Police in Wisconsin say it was a 15-year-old female student at a Christian school in Madison who opened fire at the school yesterday.
Two people were killed, six others were injured.
Chuck Quirmbach, with member station WUWM, says investigators are still looking at a possible motive.
Madison Police Chief Sean Barnes has identified the shooter as Natalie Rupnow. Barnes says
he doesn't know why the 15-year-old opened fire inside a late morning study hall at Abundant
Life Christian School or how Rupnow obtained a handgun. But Barnes says Rupnow's parents
are cooperating with investigators at a very difficult time. This has been a rough day for our city. This has been a sad day. This is going to
be a day that will be etched in the collective minds and memories of all
those from Madison. Barnes credits a second grader at the school for making
the first 911 call that brought law enforcement to the building. Police say
Rupnow was found with an apparently self-inflicted gunshot wound after shooting the others and died on the way to a hospital. For NPR News, I'm Chuck
Quirmbach in Milwaukee.
Hospital officials say two of the injured have life-threatening injuries. The White
House is downplaying concerns about drones spotted over areas of the Northeastern U.S.,
including New Jersey and New York.
National Security Council spokesman John Kirby
says what people have been seeing in the skies
and recording on their phones
have been largely lawful commercial
and law enforcement drones, as well as helicopters.
He says the White House assessment is the drones
pose no threat to national security or public safety.
That's something the FBI said last week.
This follows criticism from President-elect Donald Trump
that the Biden administration wasn't doing enough
to disclose more information about the signings.

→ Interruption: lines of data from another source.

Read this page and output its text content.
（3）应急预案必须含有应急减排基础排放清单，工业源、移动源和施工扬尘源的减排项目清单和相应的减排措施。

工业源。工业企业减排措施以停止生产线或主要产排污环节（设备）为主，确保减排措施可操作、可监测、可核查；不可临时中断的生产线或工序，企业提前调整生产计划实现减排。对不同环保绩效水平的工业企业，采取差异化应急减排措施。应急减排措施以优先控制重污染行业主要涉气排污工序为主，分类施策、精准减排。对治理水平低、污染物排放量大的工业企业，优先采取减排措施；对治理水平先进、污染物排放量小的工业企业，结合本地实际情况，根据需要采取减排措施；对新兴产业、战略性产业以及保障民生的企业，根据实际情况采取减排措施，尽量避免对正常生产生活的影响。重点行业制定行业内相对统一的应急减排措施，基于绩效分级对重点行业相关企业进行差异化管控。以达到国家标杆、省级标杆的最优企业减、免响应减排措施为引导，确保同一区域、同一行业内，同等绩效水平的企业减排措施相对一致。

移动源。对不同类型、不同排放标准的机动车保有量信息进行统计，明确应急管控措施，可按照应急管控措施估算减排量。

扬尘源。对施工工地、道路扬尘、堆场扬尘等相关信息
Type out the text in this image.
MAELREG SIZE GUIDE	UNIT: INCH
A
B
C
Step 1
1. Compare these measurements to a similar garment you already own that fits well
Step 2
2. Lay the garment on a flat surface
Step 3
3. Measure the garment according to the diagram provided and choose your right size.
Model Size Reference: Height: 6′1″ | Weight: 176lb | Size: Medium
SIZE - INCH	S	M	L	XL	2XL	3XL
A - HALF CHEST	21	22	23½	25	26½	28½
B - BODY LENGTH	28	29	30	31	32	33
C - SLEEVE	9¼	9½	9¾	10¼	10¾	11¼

The judge in Donald Trump's hush money trial in New York City
is denying an appeal by the president-elect,
ruling against Trump's efforts to have his conviction
on 34 felony counts overturned.
Bruce Convizer has more.
Trump's legal team argued in court that the president-elect
should have his legal record expunged.
They cited a ruling handed down by the U.S. Supreme Court
this summer that gives the president wide latitude
to act with immunity.
But New York State Supreme Court Judge Juan Marchand
rejected that argument.
He found that Trump's falsifying of business records to cover up hush money payments to
a porn star relate entirely to unofficial conduct and thus received no immunity protections.

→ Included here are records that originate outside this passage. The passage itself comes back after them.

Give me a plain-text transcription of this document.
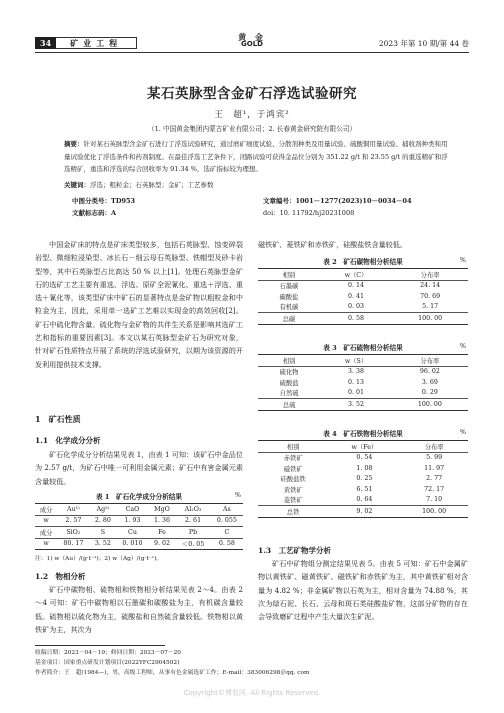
34	矿业工程
黄 金
GOLD	2023 年第 10 期/第 44 卷
某石英脉型含金矿石浮选试验研究
王　超¹，于鸿宾²
（1. 中国黄金集团内蒙古矿业有限公司；2. 长春黄金研究院有限公司）
摘要：针对某石英脉型含金矿石进行了浮选试验研究，通过磨矿细度试验、分散剂种类及用量试验、硫酸铜用量试验、捕收剂种类和用量试验优化了浮选条件和药剂制度。在最佳浮选工艺条件下，闭路试验可获得金品位分别为 351.22 g/t 和 23.55 g/t 的重选精矿和浮选精矿，重选和浮选的综合回收率为 91.34 %，选矿指标较为理想。
关键词：浮选；粗粒金；石英脉型；金矿；工艺参数
中图分类号：TD953
文献标志码：A
文章编号：1001－1277(2023)10－0034－04
doi：10. 11792/hj20231008

中国金矿床的特点是矿床类型较多，包括石英脉型、蚀变碎裂岩型、微细粒浸染型、冰长石－细云母石英脉型、铁帽型及砂卡岩型等，其中石英脉型占比高达 50 % 以上[1]。处理石英脉型金矿石的选矿工艺主要有重选、浮选、原矿全泥氰化、重选＋浮选、重选＋氰化等，该类型矿床中矿石的显著特点是金矿物以粗粒金和中粒金为主，因此，采用单一选矿工艺难以实现金的高效回收[2]。矿石中硫化物含量、硫化物与金矿物的共伴生关系是影响其选矿工艺和指标的重要因素[3]。本文以某石英脉型金矿石为研究对象，针对矿石性质特点开展了系统的浮选试验研究，以期为该资源的开发利用提供技术支撑。

1　矿石性质
1.1　化学成分分析

矿石化学成分分析结果见表 1，由表 1 可知：该矿石中金品位为 2.57 g/t，为矿石中唯一可利用金属元素；矿石中有害金属元素含量较低。

表 1　矿石化学成分分析结果	%
成分	Au¹⁾	Ag²⁾	CaO	MgO	Al₂O₃	As
w	2. 57	2. 80	1. 93	1. 36	2. 61	0. 055
成分	SiO₂	S	Cu	Fe	Pb	C
w	80. 17	3. 52	0. 010	9. 02	＜0. 05	0. 58
注：1) w（Au）/(g·t⁻¹)；2) w（Ag）/(g·t⁻¹)。
1.2　物相分析

矿石中碳物相、硫物相和铁物相分析结果见表 2～4。由表 2～4 可知：矿石中碳物相以石墨碳和碳酸盐为主，有机碳含量较低。硫物相以硫化物为主，硫酸盐和自然硫含量较低。铁物相以黄铁矿为主，其次为

磁铁矿、菱铁矿和赤铁矿，硅酸盐铁含量较低。
表 2　矿石碳物相分析结果	%
相别	w（C）	分布率
石墨碳	0. 14	24. 14
碳酸盐	0. 41	70. 69
有机碳	0. 03	5. 17
总碳	0. 58	100. 00
表 3　矿石硫物相分析结果	%
相别	w（S）	分布率
硫化物	3. 38	96. 02
硫酸盐	0. 13	3. 69
自然硫	0. 01	0. 29
总硫	3. 52	100. 00
表 4　矿石铁物相分析结果	%
相别	w（Fe）	分布率
赤铁矿	0. 54	5. 99
磁铁矿	1. 08	11. 97
硅酸盐铁	0. 25	2. 77
黄铁矿	6. 51	72. 17
菱铁矿	0. 64	7. 10
总铁	9. 02	100. 00
1.3　工艺矿物学分析

矿石中矿物组分测定结果见表 5。由表 5 可知：矿石中金属矿物以黄铁矿、磁黄铁矿、磁铁矿和赤铁矿为主，其中黄铁矿相对含量为 4.82 %；非金属矿物以石英为主，相对含量为 74.88 %，其次为绿石泥、长石、云母和斑石类硅酸盐矿物，这部分矿物的存在会导致磨矿过程中产生大量次生矿泥。

收稿日期：2023－04－19；修回日期：2023－07－20
基金项目：国家重点研发计划项目(2022YFC2904502)
作者简介：王　超(1984—)，男，高级工程师，从事有色金属选矿工作；E-mail：383006298＠qq. com
Copyright©博看网. All Rights Reserved.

Trump was convicted of 34 felonies in relationship to those payoffs.
For NPR News, I'm Bruce Convyser in New York.
The judge has yet to decide whether to dismiss the trial due to Trump's upcoming inauguration for a second term.

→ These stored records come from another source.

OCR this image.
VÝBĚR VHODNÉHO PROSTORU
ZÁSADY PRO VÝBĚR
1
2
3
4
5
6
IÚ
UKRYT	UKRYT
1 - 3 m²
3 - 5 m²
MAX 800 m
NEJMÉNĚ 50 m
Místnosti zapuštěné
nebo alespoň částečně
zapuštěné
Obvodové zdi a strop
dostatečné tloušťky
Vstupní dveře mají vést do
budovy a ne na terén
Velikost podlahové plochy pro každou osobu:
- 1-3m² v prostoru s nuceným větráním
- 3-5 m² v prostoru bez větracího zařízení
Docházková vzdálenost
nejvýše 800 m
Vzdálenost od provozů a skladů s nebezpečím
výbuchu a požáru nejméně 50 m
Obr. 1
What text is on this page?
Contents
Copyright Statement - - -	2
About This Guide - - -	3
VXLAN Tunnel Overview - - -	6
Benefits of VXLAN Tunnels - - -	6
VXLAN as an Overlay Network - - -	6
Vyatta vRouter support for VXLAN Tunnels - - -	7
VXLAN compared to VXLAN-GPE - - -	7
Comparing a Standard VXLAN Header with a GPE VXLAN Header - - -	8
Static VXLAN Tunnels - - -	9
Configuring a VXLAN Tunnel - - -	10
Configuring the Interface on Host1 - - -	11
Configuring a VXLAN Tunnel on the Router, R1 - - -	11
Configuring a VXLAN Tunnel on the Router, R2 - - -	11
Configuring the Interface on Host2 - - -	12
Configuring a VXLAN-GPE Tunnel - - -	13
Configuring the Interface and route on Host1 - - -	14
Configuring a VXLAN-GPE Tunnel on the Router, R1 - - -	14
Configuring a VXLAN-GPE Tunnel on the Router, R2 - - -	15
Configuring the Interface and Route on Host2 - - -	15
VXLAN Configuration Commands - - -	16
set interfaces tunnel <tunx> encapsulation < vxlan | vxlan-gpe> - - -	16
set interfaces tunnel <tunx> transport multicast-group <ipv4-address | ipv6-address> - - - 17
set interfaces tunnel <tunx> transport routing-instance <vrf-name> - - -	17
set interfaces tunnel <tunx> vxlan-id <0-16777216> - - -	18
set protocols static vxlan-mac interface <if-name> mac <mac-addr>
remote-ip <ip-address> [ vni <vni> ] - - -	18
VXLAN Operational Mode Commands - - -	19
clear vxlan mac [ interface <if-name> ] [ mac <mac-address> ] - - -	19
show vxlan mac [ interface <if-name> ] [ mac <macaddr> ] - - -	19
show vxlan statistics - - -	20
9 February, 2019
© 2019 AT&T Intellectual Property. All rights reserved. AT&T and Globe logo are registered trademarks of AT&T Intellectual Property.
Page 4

More Israeli airstrikes are being reported today in Gaza as Israeli tanks push deeper toward the western area of Rafa.
This is NPR News.
Officials in Russia say it was a bomb placed in a scooter that killed the head of the country's nuclear, biological, and chemical defense forces in Moscow.
An assistant to Lieutenant General Igor Kyrillov was also killed by the blast.
Kyrillov had been under sanctions from some Western countries, including Britain and Canada, for the use of banned chemical weapons during Russia's invasion of Ukraine. The Library of Congress is out with its latest list of 25 movies to be
preserved in the National Film Registry.
As NPR's Neda Ulibi reports, this year's editions
span more than a century of filmmaking. The list
always includes wildly popular movies. This year one is the comedy
Beverly Hills Cop starring Eddie Murphy.
You know this is the cleanest and nicest police car I've ever been in in my life.
The 1984 hit joins two dozen others that represent the breadth and depth of American film.
The oldest movie on this year's list is a silent short from 1895 that shows a twirling dancer.
The most recent, from 2010, is the social network, based on
Facebook's creation. In between documentaries, film noir, student films, and the low-budget
horror classic, the Texas Chainsaw Massacre.
Neda Ulibi, NPR News.
Hundreds of delivery drivers at an Amazon facility in Illinois have voted to authorize
a strike. It follows similar strike votes at Amazon facilities in New York City
late last week. The Teamsters say Amazon refuses to recognize their union
representation. I'm Dave Mattingly in Washington.